Evet, yaptık. ABD Başkanı Barack Obama nihayet bunu diyebilir. Sağlık reformunun Kongre’den geçmesi Washington’ın değiştiğine dair net kanıtın ilk kısmını sundu. Kongre köklü sosyal reformlar yapmaya gerçekten de muktedir.
ABD, birçok vatandaşını temel sağlık güvencesinden yoksun bıraktığı için zengin ülkeler arasında aşağı sıralarda anılmayacak artık.
Demokratlar, 1960’ların ortasından bu yana en kapsamlı sosyal yasayı onaylayarak, zorlu koşullar altında ve ciddi iç bölünmeler karşısında bile yönetebileceklerini kanıtladı.
Bunun ne kadar büyük bir zafer olduğunu anlamak için, yenilginin ne anlama geleceğini düşünün. Obama’nın bu yasanın geçmesi için bütün itibarını kumar masasına koyma kararı göz önüne alındığında, başarısızlık başkanlığının sakatlanması anlamına gelecekti. Kongre’deki Demokratlar, Harry Truman döneminden beri kimliklerinin köşetaşı olan bir meselede kazanmayı beceremedikleri için alay konusu olacaktı.
Cumhuriyetçilerin yasayı alt etmek için varlarını yoklarını ortaya koymasının nedeni de buydu. Başarısızlığın Demokratların peşini bırakmayacağını biliyorlardı. Bu somut başarı kazanılmasaydı, Demokratların reform için kullandıkları oyların karşılığında seçmene gösterecek birşeyi olmayacaktı. Önerdikleri sistemin gerçek ve hayali kusurları boğazlarını sıkacak, avantajlarını göstermenin yolunu bulamayacaklardı.
Başarıyla birlikte, bunun Amerikalıların çoğunluğunun istediğini söylediği türde bir plan olduğunu savunma şansı doğuyor. Evet, mükemmel değil ve ucuza çıkmayacak. Fakat ülkenin sosyal güvenlik sistemindeki büyük bir boşluğu dolduruyor. Amerikalıların kendilerini kapsam içi saymayabilen sigorta şirketi uygulamalarına karşı uzun zamandır umduğu güvenceleri sağlıyor. Hastalığın iflas tehdidi anlamına gelmeyeceğini bilme güvenini veriyor.
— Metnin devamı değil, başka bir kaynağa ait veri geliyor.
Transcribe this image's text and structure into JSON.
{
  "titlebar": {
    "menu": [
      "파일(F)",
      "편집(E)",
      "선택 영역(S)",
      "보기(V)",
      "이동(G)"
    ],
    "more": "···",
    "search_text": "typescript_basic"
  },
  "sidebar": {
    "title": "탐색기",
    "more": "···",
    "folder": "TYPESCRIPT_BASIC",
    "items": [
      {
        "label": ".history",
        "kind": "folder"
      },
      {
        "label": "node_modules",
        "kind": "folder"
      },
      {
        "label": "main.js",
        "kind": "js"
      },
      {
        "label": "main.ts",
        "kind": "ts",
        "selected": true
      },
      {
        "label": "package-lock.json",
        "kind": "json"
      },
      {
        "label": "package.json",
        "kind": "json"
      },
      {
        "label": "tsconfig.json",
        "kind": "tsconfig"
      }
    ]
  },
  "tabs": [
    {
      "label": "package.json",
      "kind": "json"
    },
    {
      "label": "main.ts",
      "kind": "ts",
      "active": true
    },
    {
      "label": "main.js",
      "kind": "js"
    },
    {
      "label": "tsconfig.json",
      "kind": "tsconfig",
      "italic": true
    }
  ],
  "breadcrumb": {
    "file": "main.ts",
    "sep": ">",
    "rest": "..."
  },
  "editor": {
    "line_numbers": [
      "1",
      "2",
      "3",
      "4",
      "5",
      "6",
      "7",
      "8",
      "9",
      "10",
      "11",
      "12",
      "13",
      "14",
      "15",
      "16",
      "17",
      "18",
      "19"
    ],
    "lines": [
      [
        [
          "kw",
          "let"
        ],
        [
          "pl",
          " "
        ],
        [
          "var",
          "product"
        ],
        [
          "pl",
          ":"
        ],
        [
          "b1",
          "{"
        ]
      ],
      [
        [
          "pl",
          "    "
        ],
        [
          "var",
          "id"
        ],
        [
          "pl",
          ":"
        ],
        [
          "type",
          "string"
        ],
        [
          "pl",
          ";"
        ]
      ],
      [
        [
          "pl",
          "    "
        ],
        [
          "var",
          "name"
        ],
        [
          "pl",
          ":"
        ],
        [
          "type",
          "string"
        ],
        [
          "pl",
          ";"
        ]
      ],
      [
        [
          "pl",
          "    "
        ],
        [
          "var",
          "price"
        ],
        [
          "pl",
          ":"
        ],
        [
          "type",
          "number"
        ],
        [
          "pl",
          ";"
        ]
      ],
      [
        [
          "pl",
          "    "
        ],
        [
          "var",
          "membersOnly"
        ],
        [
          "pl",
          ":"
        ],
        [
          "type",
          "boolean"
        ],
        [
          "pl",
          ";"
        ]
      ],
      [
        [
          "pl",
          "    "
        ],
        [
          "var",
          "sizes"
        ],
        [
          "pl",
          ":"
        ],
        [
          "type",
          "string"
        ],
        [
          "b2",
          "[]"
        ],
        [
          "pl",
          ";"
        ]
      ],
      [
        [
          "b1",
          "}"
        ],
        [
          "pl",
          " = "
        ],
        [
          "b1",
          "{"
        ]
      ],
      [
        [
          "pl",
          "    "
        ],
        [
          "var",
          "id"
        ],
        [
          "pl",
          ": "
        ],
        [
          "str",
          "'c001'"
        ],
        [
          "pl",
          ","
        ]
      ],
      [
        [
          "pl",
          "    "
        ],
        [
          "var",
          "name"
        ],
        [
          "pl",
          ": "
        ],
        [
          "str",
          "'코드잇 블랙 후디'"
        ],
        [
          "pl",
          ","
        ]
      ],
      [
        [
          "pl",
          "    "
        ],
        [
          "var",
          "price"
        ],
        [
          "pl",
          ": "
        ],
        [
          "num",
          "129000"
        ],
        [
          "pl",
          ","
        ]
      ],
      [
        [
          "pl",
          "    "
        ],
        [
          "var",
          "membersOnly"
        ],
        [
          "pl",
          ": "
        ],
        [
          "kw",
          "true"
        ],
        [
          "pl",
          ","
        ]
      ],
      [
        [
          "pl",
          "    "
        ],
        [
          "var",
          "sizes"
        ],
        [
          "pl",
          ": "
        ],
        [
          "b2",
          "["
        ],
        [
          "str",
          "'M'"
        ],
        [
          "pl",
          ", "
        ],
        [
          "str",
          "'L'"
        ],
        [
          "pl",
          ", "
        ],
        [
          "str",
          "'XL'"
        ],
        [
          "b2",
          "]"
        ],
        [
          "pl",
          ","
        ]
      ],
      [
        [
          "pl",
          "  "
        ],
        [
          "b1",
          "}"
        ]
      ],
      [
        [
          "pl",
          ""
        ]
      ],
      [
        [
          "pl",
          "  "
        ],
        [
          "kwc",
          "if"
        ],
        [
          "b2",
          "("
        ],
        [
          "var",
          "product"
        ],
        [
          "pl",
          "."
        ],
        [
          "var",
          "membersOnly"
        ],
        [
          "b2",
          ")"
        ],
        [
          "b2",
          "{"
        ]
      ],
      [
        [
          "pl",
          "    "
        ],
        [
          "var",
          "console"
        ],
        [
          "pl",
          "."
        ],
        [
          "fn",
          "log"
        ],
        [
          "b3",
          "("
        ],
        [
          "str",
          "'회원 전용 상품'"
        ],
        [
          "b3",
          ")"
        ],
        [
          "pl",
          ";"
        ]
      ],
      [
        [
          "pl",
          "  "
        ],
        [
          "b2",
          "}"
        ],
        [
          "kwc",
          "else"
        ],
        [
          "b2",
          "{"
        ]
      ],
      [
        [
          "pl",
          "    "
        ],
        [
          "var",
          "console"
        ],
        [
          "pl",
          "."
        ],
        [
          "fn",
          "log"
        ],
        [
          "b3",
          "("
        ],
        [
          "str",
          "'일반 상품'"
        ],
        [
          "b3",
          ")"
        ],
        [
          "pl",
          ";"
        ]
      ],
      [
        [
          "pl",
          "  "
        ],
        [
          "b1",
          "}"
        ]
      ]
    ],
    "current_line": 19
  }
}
Senato Temsilciler Meclisi’nin yaptığı iyileştirmeleri hayata geçirirse daha da iyi olacak.
Truman ve Franklin Roosevelt’in mirasının zirveye çıktığı tarihi bir an yaşıyoruz. 19 Kasım 1945’te Truman bugün de geçerli olan gerçekleri dile getirmişti: “Düşük veya orta gelirli insanlar, yüksek gelirlilerle aynı tıbbi bakımı görmüyor. Yoksullar daha çok hasta oluyor ama daha az sağlık hizmeti alıyor.” Truman’a göre ülkenin, ‘sağlığın önündeki mali engelleri kaldıracak’ ve ‘bütün ulusun bütün vatandaşlarına hak ettiği sağlık yardımını sağlayacağı’ bir çözüme ihtiyacı vardı. Yaklaşık 65 yıl sonra Truman’ın isteği gerçeğe dönüşüyor. Roosevelt’in 1935’te Sosyal Güvenlik Yasası’nı imzaladığında gayet mütevazı olduğunu da hatırlamaya değer. Yasasının sonuçtan ziyade başlangıç olduğunu biliyordu. “Bu yasa, inşa edilmekte olan ama tamamlanmamış bir yapının köşetaşı” demişti.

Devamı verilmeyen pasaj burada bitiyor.